Gdyby ogłosić konkurs na żenadę roku, zapewne duże szanse na wygraną miałby Michał „Miś” Kamiński. Polityk w studiu TVN24 wygłosił takie laurki na cześć pani premier oraz prowadzącej program Moniki Olejnik, że aż trudno nie mieć mdłości z powodu nadmiaru lukru.

Najpierw Kamiński stanął w obronie Ewy Kopacz, której PiS zarzucił, że sięga do słynnej „szafy Lesiaka”. Zdaniem polityka, pani premier wcale nie miała na myśli podpisania lojalki przez Jarosława Kaczyńskiego, ale chodziło jej o zupełnie inny dokument, czyli o podpisanie odmowy złożenia lojalki, o którym to mówił sam lider PiS.

W opinii Kamińskiego, prezes PiS nie powinien się oburzać na słowa krytyki ze strony posłów PO, bo przecież „on, jak i politycy jego partii tylko zioną nienawiścią i wylewają kubły pomyj na przeciwników”.
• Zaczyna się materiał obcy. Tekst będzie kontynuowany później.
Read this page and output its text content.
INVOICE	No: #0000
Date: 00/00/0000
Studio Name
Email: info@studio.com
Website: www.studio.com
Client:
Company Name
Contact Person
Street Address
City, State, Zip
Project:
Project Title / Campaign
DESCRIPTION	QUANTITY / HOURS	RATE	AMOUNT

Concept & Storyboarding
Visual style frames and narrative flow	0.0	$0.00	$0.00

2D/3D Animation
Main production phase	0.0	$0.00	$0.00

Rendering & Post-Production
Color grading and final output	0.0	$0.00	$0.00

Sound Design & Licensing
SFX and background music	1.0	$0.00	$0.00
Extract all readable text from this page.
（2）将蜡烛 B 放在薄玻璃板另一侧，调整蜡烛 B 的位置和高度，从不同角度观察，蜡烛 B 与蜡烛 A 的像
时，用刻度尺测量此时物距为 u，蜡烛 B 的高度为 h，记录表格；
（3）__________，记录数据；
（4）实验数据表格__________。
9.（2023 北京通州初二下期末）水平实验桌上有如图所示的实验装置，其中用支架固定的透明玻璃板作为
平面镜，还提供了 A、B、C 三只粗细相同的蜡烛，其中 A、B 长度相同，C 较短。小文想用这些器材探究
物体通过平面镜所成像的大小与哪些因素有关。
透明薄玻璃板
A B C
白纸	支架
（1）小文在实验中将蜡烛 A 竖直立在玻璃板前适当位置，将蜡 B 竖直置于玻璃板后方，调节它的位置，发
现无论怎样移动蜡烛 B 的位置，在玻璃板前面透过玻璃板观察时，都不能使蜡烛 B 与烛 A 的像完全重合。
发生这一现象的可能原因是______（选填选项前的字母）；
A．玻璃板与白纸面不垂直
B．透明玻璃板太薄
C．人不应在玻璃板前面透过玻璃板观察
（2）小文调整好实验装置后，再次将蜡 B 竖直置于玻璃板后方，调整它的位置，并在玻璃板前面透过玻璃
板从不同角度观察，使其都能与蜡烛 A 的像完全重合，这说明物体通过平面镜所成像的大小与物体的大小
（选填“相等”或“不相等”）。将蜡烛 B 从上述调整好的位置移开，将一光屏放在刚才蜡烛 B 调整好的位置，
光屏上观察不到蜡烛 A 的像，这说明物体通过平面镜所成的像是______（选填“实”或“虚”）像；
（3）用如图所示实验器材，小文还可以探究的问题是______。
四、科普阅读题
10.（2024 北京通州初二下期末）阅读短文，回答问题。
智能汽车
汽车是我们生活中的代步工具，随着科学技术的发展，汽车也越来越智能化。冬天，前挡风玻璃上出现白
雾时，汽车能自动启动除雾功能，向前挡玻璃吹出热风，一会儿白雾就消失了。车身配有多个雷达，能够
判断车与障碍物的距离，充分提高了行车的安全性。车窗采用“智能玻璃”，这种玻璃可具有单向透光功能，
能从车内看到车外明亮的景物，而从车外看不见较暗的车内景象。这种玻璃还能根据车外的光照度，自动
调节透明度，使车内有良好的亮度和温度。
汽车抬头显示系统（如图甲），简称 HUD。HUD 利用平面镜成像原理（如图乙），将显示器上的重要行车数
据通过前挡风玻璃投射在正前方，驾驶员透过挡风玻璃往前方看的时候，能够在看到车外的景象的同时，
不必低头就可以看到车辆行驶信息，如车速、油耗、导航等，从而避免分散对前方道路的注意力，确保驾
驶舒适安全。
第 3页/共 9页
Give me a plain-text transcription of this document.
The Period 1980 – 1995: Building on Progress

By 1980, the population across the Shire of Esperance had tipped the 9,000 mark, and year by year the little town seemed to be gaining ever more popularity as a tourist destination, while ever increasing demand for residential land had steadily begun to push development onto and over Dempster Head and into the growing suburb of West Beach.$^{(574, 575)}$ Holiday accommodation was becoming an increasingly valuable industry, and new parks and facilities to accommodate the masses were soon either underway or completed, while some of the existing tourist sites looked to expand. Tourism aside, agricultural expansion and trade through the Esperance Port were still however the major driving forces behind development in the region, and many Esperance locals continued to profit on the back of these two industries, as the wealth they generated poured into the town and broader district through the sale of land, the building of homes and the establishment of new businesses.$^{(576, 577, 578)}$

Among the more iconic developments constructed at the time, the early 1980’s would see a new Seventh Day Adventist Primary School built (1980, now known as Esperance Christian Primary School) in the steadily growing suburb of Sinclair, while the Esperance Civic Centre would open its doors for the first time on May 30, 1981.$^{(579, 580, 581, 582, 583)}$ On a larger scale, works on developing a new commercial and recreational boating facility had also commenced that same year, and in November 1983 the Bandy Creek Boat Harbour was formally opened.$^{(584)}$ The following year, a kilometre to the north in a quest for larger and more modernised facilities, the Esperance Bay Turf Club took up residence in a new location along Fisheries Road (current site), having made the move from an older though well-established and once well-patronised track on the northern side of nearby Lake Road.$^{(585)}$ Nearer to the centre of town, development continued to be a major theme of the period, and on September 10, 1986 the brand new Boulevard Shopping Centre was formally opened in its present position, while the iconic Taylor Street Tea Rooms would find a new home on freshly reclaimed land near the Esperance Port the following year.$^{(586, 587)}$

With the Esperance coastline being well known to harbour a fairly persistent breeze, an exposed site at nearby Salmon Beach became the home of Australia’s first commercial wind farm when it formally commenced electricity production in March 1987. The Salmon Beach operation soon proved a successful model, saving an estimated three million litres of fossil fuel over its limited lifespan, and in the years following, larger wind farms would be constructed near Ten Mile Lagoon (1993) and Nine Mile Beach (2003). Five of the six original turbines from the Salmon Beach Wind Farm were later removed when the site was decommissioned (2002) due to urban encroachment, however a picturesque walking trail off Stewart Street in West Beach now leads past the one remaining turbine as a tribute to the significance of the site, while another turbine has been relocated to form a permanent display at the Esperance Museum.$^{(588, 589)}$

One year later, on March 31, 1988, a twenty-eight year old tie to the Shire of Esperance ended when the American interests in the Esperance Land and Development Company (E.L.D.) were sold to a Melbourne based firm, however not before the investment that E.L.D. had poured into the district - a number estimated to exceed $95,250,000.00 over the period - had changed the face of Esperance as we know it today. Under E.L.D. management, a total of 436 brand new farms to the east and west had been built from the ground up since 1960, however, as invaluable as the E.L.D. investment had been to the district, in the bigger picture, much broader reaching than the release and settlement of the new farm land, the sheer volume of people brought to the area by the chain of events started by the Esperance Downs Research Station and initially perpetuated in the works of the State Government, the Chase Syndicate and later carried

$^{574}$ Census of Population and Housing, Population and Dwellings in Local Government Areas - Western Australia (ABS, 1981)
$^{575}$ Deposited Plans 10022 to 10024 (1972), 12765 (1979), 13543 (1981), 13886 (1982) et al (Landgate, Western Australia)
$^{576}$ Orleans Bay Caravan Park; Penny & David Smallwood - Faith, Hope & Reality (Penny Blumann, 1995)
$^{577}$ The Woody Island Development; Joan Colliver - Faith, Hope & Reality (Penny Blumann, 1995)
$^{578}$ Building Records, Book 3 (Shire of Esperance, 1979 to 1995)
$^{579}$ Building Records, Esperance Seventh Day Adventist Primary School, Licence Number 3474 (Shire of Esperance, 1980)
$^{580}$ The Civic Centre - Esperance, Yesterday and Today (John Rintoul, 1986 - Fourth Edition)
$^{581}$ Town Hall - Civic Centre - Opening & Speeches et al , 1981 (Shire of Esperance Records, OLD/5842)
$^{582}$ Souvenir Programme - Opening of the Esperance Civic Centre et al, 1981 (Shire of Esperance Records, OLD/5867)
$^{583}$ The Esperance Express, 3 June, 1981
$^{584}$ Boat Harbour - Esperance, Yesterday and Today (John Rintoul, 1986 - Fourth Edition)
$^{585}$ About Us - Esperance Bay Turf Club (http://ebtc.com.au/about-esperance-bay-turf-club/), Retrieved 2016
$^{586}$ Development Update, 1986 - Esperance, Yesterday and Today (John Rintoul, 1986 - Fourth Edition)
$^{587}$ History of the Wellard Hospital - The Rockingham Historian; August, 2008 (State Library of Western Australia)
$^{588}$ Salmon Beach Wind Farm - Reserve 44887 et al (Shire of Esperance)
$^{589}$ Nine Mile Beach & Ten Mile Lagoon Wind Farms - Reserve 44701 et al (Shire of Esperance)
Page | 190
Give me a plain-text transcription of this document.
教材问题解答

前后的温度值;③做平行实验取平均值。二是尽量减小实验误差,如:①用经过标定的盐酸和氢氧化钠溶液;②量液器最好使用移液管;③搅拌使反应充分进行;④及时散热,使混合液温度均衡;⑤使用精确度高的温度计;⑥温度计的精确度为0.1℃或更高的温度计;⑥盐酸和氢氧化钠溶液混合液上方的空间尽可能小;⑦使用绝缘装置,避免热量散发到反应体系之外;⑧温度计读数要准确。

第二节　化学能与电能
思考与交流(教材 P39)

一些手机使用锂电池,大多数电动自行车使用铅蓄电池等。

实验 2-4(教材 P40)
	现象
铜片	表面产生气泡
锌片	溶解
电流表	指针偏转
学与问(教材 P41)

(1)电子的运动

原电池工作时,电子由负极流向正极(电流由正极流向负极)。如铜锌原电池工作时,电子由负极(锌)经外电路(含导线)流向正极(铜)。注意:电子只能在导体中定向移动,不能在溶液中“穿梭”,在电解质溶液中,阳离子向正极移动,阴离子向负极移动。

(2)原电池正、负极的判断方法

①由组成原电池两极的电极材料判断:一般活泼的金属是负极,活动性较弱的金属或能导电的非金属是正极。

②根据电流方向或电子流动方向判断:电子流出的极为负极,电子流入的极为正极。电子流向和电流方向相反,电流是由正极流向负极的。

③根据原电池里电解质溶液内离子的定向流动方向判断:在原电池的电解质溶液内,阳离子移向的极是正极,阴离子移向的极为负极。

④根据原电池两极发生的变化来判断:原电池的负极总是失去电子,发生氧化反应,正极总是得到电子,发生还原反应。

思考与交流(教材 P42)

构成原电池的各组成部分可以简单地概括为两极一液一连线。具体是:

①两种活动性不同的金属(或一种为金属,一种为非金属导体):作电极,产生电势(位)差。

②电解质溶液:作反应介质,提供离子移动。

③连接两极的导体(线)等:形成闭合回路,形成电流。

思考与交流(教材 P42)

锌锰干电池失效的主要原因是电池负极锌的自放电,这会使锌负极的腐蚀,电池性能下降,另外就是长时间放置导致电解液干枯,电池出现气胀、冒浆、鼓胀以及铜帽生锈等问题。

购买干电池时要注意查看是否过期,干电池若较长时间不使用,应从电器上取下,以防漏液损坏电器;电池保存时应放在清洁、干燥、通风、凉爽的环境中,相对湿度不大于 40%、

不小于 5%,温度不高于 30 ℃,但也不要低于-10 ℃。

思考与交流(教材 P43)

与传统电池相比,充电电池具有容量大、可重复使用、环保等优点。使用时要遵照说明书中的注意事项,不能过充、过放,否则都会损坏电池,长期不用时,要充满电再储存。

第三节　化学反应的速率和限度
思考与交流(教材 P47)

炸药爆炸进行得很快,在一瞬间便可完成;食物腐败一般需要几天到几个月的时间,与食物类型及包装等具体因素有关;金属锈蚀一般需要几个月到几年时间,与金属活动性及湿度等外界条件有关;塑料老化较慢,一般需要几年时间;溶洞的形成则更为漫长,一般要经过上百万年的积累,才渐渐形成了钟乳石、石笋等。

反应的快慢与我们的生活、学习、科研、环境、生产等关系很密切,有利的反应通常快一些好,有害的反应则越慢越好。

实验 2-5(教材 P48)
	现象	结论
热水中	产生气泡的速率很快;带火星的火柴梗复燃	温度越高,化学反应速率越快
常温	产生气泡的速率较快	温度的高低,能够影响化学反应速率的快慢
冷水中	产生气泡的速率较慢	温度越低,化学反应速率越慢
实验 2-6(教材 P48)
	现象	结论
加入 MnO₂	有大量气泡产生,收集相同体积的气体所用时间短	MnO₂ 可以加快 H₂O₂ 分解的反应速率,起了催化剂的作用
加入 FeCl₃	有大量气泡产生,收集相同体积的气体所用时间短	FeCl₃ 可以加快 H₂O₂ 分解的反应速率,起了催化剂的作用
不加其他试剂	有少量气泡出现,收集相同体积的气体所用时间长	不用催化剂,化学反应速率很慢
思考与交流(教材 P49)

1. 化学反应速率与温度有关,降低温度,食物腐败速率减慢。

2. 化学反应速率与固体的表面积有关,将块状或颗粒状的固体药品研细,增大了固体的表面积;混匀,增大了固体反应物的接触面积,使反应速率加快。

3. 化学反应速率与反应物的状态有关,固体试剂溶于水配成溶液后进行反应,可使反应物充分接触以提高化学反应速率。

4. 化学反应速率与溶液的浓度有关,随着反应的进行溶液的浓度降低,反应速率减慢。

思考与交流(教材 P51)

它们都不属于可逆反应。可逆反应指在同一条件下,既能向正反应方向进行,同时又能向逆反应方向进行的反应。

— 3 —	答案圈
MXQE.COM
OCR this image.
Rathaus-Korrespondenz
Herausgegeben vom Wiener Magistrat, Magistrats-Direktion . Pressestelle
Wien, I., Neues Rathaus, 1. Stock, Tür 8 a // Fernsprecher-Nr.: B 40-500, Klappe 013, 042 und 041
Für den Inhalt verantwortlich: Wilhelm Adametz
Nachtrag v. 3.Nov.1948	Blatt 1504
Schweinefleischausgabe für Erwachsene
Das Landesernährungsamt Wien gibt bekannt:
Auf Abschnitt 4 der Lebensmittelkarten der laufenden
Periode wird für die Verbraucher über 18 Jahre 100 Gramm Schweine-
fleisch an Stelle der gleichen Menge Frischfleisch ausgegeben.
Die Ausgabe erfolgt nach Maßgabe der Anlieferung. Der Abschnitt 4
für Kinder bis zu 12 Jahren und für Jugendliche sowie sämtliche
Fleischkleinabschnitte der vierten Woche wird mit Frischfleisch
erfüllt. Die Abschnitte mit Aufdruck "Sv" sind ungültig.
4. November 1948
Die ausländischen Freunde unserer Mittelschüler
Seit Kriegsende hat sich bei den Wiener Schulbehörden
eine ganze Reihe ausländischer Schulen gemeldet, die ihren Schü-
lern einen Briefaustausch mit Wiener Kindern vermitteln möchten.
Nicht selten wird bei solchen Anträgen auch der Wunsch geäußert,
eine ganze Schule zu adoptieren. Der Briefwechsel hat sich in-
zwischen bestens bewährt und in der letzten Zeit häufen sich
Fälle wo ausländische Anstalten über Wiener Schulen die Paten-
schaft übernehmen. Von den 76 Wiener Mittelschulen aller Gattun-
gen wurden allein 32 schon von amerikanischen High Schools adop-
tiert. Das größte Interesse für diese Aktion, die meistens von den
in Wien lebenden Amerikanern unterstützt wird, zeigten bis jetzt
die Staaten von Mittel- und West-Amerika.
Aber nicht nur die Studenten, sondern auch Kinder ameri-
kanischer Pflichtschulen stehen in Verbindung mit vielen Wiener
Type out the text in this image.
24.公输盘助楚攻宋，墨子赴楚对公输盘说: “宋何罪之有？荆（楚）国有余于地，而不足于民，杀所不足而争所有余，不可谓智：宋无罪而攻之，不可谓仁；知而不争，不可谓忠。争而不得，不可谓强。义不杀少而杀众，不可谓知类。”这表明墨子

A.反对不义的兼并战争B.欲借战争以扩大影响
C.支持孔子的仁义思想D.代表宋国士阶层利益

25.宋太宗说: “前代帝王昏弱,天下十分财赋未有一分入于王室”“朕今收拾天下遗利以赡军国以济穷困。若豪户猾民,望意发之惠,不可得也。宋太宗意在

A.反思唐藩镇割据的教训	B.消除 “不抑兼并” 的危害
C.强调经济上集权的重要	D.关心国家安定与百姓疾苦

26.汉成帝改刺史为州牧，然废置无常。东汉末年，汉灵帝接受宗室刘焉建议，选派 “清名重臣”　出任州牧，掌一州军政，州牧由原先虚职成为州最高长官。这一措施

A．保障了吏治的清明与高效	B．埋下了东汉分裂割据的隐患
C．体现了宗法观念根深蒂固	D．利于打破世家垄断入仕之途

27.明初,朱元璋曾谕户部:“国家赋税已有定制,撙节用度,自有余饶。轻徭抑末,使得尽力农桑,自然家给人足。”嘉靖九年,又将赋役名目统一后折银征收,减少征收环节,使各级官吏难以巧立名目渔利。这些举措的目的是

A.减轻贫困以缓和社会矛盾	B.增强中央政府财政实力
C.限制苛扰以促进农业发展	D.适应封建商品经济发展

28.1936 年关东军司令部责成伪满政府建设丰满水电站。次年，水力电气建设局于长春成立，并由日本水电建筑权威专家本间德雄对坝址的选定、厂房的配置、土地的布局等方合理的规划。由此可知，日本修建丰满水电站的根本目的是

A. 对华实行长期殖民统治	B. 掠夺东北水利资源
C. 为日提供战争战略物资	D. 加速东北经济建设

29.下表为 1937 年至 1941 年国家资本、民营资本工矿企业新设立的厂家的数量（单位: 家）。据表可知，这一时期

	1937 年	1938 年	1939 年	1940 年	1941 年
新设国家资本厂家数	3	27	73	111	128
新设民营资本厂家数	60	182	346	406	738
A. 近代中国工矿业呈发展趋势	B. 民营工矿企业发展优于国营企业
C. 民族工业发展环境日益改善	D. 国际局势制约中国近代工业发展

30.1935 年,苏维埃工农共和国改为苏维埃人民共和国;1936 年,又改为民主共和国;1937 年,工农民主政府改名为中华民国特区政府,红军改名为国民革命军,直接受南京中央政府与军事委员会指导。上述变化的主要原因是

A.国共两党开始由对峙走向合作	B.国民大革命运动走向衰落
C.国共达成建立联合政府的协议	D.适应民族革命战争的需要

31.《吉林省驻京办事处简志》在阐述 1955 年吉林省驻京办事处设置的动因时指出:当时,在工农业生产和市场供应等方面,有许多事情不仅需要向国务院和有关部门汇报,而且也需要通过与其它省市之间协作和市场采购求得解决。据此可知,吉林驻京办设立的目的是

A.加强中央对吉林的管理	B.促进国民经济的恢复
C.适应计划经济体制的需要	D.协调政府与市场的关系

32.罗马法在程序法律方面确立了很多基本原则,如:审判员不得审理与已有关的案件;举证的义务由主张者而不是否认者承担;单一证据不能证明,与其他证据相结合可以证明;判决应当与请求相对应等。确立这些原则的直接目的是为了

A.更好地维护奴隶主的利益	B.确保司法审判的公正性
„Miś” nie widzi też problemu w korzystaniu przez Radosława Sikorskiego ze służbowego samochodu w celach prywatnych, bo przecież politycy PiS także to robili. Na koniec nasz uroczy były spindoktor PiS stanął w obronie Moniki Olejnik, która bywa przez opozycję nazywaną „reżimową” dziennikarką. Jego zdaniem, to absolutna nieprawda, bo... „Pani nie jest reżimową dziennikarką. Pani potrafi zadawać niewygodne pytania” - zwrócił się do swojej rozmówczyni.